Egipska Rada Wojskowa: nie ulegniemy naciskom sabotażystów

Egipska Rada Wojskowa: nie ulegniemy naciskom sabotażystów

Dodano:   /  Zmieniono: 
Mohammed Husejn Tantawi, szef egipskiej Rady Wojskowej (fot. Wikipedia) 
Rządząca Egiptem Najwyższa Rada Wojskowa oznajmiła, że nie pozwoli, aby wywierano na nią presję. Szef Rady marszałek Mohammed Husejn Tantawi wezwał obywateli do oddania głosów w rozpoczynających się w poniedziałek wyborach parlamentarnych.

Tymczasem tysiące ludzi zbierają się na placu Tahrir w centrum Kairu. To kolejna z serii demonstracji, organizowanych w całym kraju od  18 listopada. Ich uczestnicy zarzucają wojskowym, że nie chcą oddać władzy. Przejęli ją, gdy 11 lutego br. autokratyczny prezydent Hosni Mubarak ustąpił w rezultacie masowych protestów społecznych.

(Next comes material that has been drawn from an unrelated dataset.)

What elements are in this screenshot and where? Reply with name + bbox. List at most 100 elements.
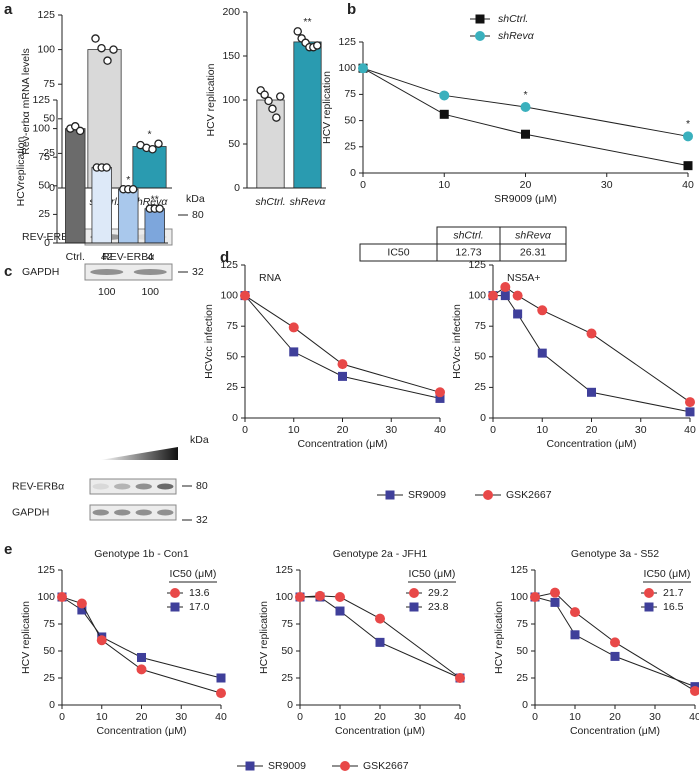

- Nie pozwolimy, by sabotażyści ingerowali w wybory - powiedział Tantawi, cytowany przez agencję Mena. - Egipt jest na rozstaju - albo zatriumfuje i osiągnie sukces polityczny, gospodarczy i społeczny, albo konsekwencje będę bardzo poważne, a na to nie pozwolimy - dodał.

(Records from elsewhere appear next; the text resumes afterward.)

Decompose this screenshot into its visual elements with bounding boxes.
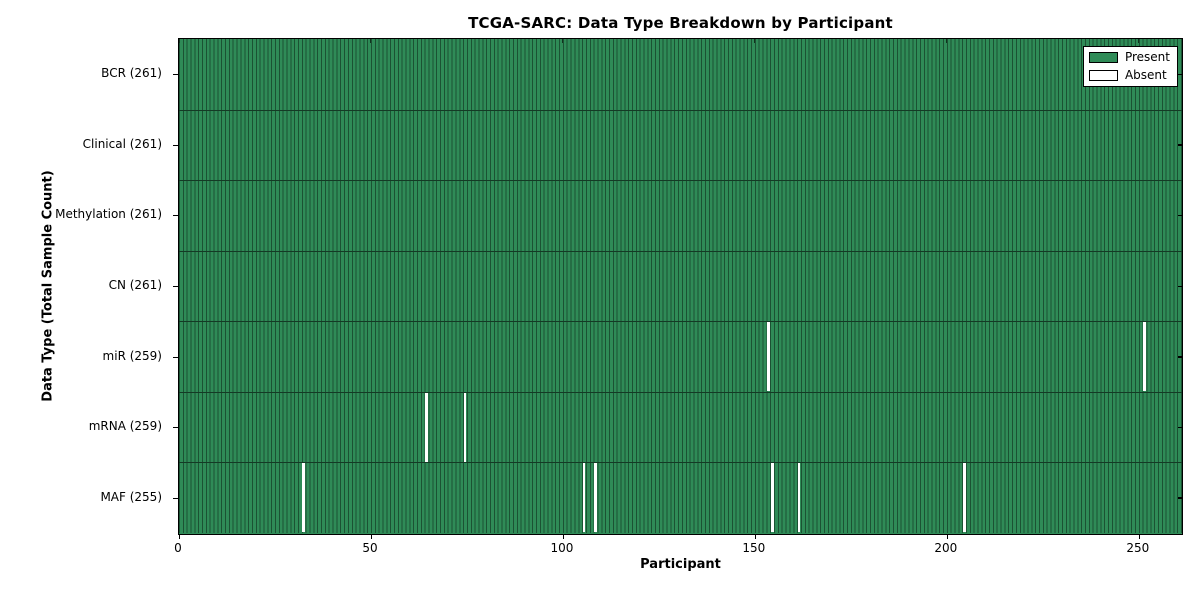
x-tick-labels: 0 50 100 150 200 250	[174, 541, 1183, 557]
row-separator	[179, 180, 1182, 182]
absent-bar	[594, 463, 597, 533]
x-tick-top	[370, 39, 372, 43]
x-axis-label: Participant	[640, 557, 721, 572]
data-row-maf	[179, 462, 1182, 533]
y-category-label: mRNA (259)	[88, 419, 162, 434]
y-tick	[173, 74, 178, 76]
x-tick	[946, 535, 948, 539]
x-tick	[179, 535, 180, 539]
row-separator	[179, 250, 1182, 252]
absent-bar	[425, 392, 429, 462]
y-tick-right	[1178, 356, 1182, 358]
absent-bar	[1143, 322, 1146, 392]
x-tick-label: 0	[174, 541, 182, 555]
legend-item-absent: Absent	[1088, 68, 1170, 82]
x-tick-top	[178, 39, 180, 43]
x-tick	[754, 535, 756, 539]
y-category-label: CN (261)	[108, 278, 162, 292]
x-tick-label: 100	[550, 541, 574, 555]
data-row-mrna	[179, 391, 1182, 463]
y-category-label: MAF (255)	[100, 489, 162, 504]
data-row-clinical	[179, 109, 1182, 181]
row-separator	[179, 321, 1182, 323]
y-tick	[173, 427, 178, 429]
y-tick	[173, 215, 178, 217]
y-tick-right	[1178, 426, 1182, 429]
plot-area: Present Absent	[178, 38, 1183, 535]
data-row-mir	[179, 321, 1182, 392]
data-row-bcr	[179, 39, 1182, 110]
absent-bar	[797, 463, 801, 533]
row-separator	[179, 109, 1182, 111]
y-tick	[173, 144, 178, 146]
absent-bar	[582, 463, 586, 533]
absent-bar	[463, 392, 467, 462]
chart-title: TCGA-SARC: Data Type Breakdown by Partic…	[468, 14, 893, 32]
y-tick-right	[1178, 497, 1182, 499]
x-tick-label: 150	[742, 541, 766, 555]
x-tick-label: 250	[1126, 541, 1150, 555]
legend: Present Absent	[1082, 46, 1178, 87]
legend-label-present: Present	[1124, 50, 1170, 64]
x-tick-top	[946, 39, 948, 43]
y-tick-right	[1178, 214, 1182, 217]
x-tick	[1138, 535, 1140, 539]
data-row-cn	[179, 250, 1182, 322]
x-tick	[562, 535, 564, 539]
x-tick-top	[562, 39, 564, 43]
y-tick-labels: BCR (261) Clinical (261) Methylation (261)…	[0, 38, 170, 535]
absent-bar	[770, 463, 774, 533]
y-category-label: Methylation (261)	[55, 207, 162, 222]
x-tick-top	[1138, 39, 1140, 43]
y-tick-right	[1178, 73, 1182, 76]
row-separator	[179, 391, 1182, 393]
y-tick	[173, 286, 178, 287]
absent-bar	[766, 322, 770, 392]
data-row-methylation	[179, 180, 1182, 251]
y-category-label: BCR (261)	[101, 66, 162, 81]
x-tick-label: 50	[362, 541, 378, 555]
x-tick-label: 200	[934, 541, 958, 555]
legend-swatch-present	[1088, 52, 1118, 63]
y-tick	[173, 497, 178, 499]
y-category-label: miR (259)	[102, 348, 162, 363]
x-tick-top	[754, 39, 756, 43]
row-separator	[179, 462, 1182, 464]
y-tick-right	[1178, 285, 1182, 287]
absent-bar	[962, 463, 966, 533]
legend-swatch-absent	[1088, 70, 1118, 81]
y-tick-right	[1178, 144, 1182, 146]
legend-item-present: Present	[1088, 50, 1170, 64]
x-tick	[370, 535, 372, 539]
absent-bar	[302, 463, 306, 533]
y-category-label: Clinical (261)	[82, 136, 162, 151]
legend-label-absent: Absent	[1124, 68, 1167, 82]
y-tick	[173, 356, 178, 358]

- Przed nami wielkie wyzwania, stawimy im czoła i nie pozwolimy, aby  ktokolwiek wywierał presję na siły zbrojne - ostrzegł Tantawi podczas spotkania z dziennikarzami.

Marszałek dał też do zrozumienia, że nie odwoła Kamala Ganzuriego ze  stanowiska premiera, czego m.in. domagają się protestujący Egipcjanie. 78-letni Ganzuri pełnił funkcję szefa rządów za czasów Mubaraka w latach 1996-99.

W sobotę laureat Pokojowej Nagrody Nobla z 2005 r. Mohamed ElBaradei oświadczył, że jest gotowy zrezygnować z ubiegania się o urząd prezydenta, jeśli zostanie poproszony o utworzenie rządu jedności narodowej. Szef Rady poinformował jednak, że zwrócił się do ElBaradeia i byłego szefa Ligi Państw Arabskich Amra Musy, z którymi spotkał się w sobotę, by "wspierali rząd Ganzuriego". Rada mianowała Ganzuriego premierem w  piątek. Nie uformował on jeszcze rządu.

Tantawi podkreślił, że nowa konstytucja nie zmieni pozycji armii. Stworzenie nowej ustawy zasadniczej będzie zadaniem 100-osobowej komisji, powołanej przez przyszły parlament.

- Miejsce wojska było takie samo w poprzedniej konstytucji, jest takie samo w obecnej i będzie takie samo w kolejnej - zapewnił Tantawi po  spotkaniu z dowódcami sił zbrojnych.

Uprawnienia wojska były kolejnym powodem protestów, które ogarnęły Egipt ponad tydzień temu i przerodziły się w gwałtowne zamieszki. Śmierć poniosły w nich 42 osoby, a ponad 2 tys. zostały ranne. Manifestujący sprzeciwiają się propozycji Rady dotyczącej zachowania w przyszłej konstytucji m.in. prawa sił zbrojnych do kontrolowania swojego budżetu i  prawa do ogłaszania wojny.

W najbliższych miesiącach Egipt czeka maraton wyborczy. Od  poniedziałku do 10 stycznia 2012 r. ok. 40 mln uprawnionych do  głosowania obywateli będzie wybierało 498 deputowanych do Zgromadzenia Ludowego. Dziesięciu kolejnych mianuje marszałek Tantawi. W poniedziałek i wtorek do urn pójdą m.in. wyborcy z Kairu i Aleksandrii.

Od 29 stycznia do 11 marca 2012 r. Egipcjanie będą wybierać senatorów, którzy zasiądą w Radzie Konsultatywnej (Szurze), czyli doradczym organie ustawodawczym.